Prendre sa vie en mains

Je me suis beaucoup lamentée cet hiver, lors de l’interminable épidémie de grippe qui m’a laissée sur le carreau pendant plusieurs semaines, sur mes conditions de vie et d’exercice (alors que je sais pertinemment que je ne suis pas à plaindre, mais bon, des fois, même sans être « à plaindre », on est malheureux…)

Depuis que je vais mieux, que j’ai à nouveau plus de temps, j’ai décidé d’entamer une thérapie (comme je le mentionnais dans mon témoignage sur le blog « En aparté »)

Ce n’est pas une démarche facile, et je l’ai initiée dans l’idée de préparer mon virage professionnel: travailler sur mes motivations, mes résistances, les limites que je me mets, etc… Et puis pour mieux vivre le présent en attendant de pouvoir exercer autrement.

Dernièrement, alors que j’exprimais mon impression d’être prise à la gorge par certains patients, d’être prisonnières de cette demande de soins incessante, ma thérapeute m’a expliqué le mécanisme de certaines relations dysfonctionnelles, les jeux de pouvoirs modélisés par Karpman dans son « Triangle Dramatique ».

ImageLire aussi ici pour en savoir plus.

Et me voici donc en train de comprendre mon « syndrome du sauveur » (tous ces gens ne peuvent pas se passer de moi, je dois me rendre disponible pour eux, même au détriment de ma vie familiale) et mon statut de victime en corrélation (tous ces patients qui consultent pour un rhume à 21h sans se soucier de savoir si ma vie de famille n’en pâtit pas) ainsi que de persécuteur à mes heures (j’ai eu la surprise de me retrouver à être très désagréable avec certains patients alors que ce n’est pas du tout mon genre normalement…)

Bref, je vous parle de cela parce que ça a été une découverte fascinante pour moi, du coup j’ai envie de la partager, et parce que ça m’aide à prendre conscience de ce qui se joue dans certaines relations (au niveau familial c’est assez instructif également…) Après, pour en sortir, c’est une autre histoire, mais la prise de conscience c’est le 1er pas.

De mon côté, sur le plan professionnel, j’en suis arrivée à la conclusion que si je ne fixe pas une heure (au moins théorique) pour mon dernier rendez-vous, il n’y a aucune chance pour que je réussisse à maitriser mon planning.
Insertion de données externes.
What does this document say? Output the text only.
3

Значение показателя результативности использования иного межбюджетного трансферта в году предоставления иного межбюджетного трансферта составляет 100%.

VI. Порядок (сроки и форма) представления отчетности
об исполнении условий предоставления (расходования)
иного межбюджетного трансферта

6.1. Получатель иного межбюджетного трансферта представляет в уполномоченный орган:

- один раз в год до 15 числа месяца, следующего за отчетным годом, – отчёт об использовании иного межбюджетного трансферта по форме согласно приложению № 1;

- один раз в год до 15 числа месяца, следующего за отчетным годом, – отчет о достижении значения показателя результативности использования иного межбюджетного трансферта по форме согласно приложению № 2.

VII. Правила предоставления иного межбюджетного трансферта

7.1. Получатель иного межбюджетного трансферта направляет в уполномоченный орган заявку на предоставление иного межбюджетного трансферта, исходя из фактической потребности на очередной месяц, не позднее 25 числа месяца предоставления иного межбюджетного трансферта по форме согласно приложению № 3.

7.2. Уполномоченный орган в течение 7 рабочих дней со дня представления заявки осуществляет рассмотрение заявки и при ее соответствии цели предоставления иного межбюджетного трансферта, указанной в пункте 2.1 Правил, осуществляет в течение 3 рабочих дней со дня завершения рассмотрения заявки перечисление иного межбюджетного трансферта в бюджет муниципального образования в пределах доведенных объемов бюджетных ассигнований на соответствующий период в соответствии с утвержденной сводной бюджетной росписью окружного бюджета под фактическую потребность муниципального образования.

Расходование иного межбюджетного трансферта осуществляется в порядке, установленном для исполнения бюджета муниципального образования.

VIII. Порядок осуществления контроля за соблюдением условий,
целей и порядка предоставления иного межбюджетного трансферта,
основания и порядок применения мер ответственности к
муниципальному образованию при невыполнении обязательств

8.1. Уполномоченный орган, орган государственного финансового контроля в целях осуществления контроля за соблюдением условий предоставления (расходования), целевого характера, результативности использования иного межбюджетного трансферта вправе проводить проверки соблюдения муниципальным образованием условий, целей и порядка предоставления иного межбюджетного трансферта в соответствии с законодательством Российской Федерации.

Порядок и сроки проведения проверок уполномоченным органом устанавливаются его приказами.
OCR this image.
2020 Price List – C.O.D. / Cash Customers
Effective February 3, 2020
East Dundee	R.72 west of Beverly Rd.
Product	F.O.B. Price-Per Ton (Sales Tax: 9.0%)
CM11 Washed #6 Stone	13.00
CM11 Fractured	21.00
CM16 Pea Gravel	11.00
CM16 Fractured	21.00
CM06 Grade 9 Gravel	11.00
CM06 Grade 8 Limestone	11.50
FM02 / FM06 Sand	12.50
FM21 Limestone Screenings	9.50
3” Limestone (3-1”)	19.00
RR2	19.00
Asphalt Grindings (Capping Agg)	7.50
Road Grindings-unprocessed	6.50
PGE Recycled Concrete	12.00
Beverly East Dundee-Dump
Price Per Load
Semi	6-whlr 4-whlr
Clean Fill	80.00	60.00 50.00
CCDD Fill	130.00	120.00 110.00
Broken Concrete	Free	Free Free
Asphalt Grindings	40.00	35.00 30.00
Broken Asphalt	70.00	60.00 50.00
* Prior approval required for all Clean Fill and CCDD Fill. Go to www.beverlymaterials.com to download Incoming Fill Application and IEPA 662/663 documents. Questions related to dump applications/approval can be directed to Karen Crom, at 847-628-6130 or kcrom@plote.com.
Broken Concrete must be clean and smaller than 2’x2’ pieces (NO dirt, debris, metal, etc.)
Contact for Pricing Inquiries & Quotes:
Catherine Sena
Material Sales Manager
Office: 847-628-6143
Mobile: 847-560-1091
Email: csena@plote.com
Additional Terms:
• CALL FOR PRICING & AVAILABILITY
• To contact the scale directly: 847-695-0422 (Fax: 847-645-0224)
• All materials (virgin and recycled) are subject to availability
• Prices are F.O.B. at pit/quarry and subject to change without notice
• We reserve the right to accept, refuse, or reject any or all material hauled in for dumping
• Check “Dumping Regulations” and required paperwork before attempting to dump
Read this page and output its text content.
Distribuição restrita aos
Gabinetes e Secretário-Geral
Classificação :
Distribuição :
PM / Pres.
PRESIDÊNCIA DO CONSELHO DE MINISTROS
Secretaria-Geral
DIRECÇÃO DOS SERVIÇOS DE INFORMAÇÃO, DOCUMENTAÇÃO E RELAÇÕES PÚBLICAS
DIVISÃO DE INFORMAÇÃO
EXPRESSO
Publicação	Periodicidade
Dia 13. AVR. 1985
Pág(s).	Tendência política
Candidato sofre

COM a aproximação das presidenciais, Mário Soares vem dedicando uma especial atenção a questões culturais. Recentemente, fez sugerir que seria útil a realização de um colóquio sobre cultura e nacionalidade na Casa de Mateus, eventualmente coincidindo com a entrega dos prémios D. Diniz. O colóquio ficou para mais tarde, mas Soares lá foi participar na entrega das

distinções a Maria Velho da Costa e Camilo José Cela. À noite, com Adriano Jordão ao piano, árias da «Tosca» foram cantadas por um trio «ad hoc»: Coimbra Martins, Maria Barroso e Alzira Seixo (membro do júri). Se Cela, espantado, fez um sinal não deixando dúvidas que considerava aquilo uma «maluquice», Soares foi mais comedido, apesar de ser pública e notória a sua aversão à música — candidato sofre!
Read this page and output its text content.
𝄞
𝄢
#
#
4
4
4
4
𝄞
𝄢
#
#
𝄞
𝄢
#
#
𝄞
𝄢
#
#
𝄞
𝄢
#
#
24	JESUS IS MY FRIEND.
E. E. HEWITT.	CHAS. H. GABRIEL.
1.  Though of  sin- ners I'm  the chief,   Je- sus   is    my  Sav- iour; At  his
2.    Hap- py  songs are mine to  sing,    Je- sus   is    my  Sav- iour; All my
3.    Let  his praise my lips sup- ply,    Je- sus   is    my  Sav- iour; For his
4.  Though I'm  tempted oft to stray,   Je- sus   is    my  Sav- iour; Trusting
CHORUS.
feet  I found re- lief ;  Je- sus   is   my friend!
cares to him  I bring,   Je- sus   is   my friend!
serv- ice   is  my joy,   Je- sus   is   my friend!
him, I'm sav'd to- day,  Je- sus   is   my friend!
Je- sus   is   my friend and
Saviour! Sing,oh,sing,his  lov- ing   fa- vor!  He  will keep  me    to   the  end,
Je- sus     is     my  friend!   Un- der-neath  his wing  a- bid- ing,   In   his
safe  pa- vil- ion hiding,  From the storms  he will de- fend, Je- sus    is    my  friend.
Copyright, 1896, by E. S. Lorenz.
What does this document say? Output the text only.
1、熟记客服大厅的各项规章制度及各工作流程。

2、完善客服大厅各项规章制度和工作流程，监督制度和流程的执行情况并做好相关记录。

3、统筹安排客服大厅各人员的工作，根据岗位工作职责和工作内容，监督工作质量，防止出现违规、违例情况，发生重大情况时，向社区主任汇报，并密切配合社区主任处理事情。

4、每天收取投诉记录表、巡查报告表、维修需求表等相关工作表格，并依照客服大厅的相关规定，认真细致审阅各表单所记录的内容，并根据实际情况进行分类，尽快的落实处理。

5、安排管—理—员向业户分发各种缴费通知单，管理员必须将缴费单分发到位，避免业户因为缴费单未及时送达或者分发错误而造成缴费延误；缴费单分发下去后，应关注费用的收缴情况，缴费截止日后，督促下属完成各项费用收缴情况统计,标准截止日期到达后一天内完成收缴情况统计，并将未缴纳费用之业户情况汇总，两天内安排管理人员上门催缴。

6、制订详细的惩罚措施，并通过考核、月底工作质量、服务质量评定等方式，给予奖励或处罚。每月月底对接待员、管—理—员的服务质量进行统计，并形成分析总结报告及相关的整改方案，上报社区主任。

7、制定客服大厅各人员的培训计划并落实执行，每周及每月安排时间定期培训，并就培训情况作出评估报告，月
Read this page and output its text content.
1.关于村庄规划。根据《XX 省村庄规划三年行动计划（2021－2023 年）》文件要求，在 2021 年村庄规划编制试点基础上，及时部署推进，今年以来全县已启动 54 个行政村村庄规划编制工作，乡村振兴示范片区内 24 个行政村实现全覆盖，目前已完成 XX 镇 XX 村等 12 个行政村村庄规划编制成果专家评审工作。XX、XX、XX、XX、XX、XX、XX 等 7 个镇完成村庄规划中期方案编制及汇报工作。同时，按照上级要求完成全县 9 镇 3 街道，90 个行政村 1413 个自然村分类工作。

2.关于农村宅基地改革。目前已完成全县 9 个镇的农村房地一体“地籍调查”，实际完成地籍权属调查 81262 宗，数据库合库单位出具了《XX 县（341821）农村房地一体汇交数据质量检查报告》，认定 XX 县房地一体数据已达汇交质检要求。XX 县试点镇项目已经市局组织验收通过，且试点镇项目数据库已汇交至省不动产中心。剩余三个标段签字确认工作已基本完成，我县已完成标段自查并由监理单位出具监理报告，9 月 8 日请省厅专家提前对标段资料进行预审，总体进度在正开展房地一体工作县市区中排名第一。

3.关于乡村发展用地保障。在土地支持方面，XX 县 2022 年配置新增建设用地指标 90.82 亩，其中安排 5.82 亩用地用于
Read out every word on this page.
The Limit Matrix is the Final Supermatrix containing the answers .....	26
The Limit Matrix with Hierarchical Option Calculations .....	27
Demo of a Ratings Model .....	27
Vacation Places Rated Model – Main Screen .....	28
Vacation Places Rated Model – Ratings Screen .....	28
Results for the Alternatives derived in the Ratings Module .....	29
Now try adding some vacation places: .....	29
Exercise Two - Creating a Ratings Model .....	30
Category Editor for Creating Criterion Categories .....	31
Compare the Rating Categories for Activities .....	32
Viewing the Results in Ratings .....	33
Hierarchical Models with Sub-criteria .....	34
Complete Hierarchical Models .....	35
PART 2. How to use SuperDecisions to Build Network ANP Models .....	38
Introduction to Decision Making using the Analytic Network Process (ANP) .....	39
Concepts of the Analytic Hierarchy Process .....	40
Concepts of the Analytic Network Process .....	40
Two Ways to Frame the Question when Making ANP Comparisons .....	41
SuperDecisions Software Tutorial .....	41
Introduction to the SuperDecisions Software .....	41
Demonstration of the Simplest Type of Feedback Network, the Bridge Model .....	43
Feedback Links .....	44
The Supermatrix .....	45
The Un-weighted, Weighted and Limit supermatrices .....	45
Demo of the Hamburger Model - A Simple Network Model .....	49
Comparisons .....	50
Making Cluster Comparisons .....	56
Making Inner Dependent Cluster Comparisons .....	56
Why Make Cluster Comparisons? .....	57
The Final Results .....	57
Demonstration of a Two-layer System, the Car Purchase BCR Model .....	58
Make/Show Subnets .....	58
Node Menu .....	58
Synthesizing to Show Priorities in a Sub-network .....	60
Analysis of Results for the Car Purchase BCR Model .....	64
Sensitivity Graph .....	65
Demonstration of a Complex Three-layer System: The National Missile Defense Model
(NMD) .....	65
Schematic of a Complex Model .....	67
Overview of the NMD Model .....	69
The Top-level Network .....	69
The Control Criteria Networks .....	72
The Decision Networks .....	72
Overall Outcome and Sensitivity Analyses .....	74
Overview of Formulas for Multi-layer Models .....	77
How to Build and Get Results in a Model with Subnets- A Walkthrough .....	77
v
Jusqu’ici, quand on me demandait « vous consultez jusqu’à quelle heure? » je répondais « je n’ai pas d’heure, ça dépend de la demande »

Désormais, je dirais « 18h30 ».

Et là je vois (ou je crois voir?) les yeux qui s’écarquillent…

18h30?

Pour un MEDECIN?

GENERALISTE en plus?

Ça, c’est ce que j’imagine. La peur de donner de moi l’image d’une flemmarde. C’est pour ça que je n’ai jamais osé… Un médecin généraliste, ça finit forcément tard, c’est forcément débordé…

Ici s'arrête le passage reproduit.